In my youth I remember taking of my shoes and socks and rolling up my pants so I could walk out into the icy spring water up a Rocky Mountain canyon just to pick this leafy green little vegetable. It was so abundant that a few handfuls could fill garbage bags in seconds. I don’t know many recipes because we mostly ate it in salads, although my dad did use it on occasion as a supplementary vegetable for Asian dishes. The flavor always reminded me of young mildly sharp radishes.
Apparently watercress is the most ancient green vegetable known to have been eaten by man. The Persians, Greeks, and even the Romans had quite the affection for this plant.
According to Merriam-Webster watercress in the US is classified as “a weak perennial herb (Cardamine rotundifolia) found in cold springs in the eastern U.S. having undivided leaves and thin pods.”
Watercress is semi-aquatic and is well suited to hydroponic cultivation; preferring water that is slightly alkaline. It will naturally grow around headwaters of chalk streams, and my personal experience is that I always found and harvested it in cold spring water. The major disadvantage to the plant is that it cannot be dried and has a short shelf life; stores give is a chilled storage life of one to two days.
Like dandelions and many other flowering plants the foliage becomes bitter once the plant begins producing flowers.

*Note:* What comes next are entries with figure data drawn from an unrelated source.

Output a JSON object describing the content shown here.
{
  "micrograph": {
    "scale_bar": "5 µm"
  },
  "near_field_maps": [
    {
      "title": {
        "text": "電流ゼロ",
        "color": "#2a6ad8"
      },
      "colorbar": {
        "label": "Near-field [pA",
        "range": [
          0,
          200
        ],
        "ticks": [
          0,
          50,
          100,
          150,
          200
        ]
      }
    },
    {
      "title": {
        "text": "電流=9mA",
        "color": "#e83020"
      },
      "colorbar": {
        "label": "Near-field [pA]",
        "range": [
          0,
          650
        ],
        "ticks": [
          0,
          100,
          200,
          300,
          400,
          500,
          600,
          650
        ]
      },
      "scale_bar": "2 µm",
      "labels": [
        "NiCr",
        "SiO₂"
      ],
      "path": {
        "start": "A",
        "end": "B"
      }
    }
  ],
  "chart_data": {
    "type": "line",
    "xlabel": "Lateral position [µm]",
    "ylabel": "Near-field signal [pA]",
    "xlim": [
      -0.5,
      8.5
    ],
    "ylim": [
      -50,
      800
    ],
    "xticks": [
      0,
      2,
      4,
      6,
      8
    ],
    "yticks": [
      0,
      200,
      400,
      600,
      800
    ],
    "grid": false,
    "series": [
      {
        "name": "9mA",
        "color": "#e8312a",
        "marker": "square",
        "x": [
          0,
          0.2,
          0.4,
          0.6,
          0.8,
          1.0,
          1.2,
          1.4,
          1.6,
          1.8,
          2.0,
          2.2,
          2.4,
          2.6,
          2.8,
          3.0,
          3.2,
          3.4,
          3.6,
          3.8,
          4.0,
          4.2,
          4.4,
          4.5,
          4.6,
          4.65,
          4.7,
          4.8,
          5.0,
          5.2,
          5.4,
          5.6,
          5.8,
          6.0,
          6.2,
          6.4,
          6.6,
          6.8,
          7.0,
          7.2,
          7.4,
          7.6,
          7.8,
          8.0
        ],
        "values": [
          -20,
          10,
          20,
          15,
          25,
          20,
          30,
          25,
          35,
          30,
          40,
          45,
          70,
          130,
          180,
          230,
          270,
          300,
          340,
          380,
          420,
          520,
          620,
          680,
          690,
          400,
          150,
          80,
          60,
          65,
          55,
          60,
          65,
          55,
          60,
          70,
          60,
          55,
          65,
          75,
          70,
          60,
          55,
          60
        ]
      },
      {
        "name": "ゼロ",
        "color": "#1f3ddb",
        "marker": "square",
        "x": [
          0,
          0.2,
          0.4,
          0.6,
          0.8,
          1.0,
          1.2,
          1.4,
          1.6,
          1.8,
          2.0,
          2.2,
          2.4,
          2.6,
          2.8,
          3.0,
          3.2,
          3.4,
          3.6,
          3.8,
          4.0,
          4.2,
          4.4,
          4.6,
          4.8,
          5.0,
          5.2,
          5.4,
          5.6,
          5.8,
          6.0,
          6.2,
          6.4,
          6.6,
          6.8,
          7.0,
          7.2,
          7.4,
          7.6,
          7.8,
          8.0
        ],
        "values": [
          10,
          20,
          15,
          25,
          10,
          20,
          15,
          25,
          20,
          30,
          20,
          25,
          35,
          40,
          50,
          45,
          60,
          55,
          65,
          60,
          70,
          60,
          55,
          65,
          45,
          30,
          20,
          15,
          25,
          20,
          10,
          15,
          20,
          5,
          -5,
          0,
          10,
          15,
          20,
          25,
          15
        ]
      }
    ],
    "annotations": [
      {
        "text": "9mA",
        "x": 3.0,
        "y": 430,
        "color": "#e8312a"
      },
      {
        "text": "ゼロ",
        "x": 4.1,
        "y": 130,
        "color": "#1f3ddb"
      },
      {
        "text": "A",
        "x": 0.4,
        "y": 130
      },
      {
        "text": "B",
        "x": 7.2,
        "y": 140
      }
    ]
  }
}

Watercress has a significant amount of iron, calcium, iodine, and folic acid, in addition to vitamins A and C. Because it is relatively rich in Vitamin C, watercress was suggested (among other plants) by English military surgeon John Woodall (1570–1643) as a remedy for scurvy. I read that some naval captains brought it onboard ship to help contain the problem of scurvy in the age of sail; but this seems to contradict the short shelf life and inability to dry, so it might just be popular rumor.
If you’re getting it from a spring more power to you, but always check the surroundings. Watercress crops grown in the presence of manure can be a haven for parasites such as the liver fluke Fasciola hepatica.
For recipes and further reading I recommend www.watercress.com as I don’t personally have a lot of information on good ways to prepare. It’s an abundant plant so try finding some near your home, it might come in handy someday.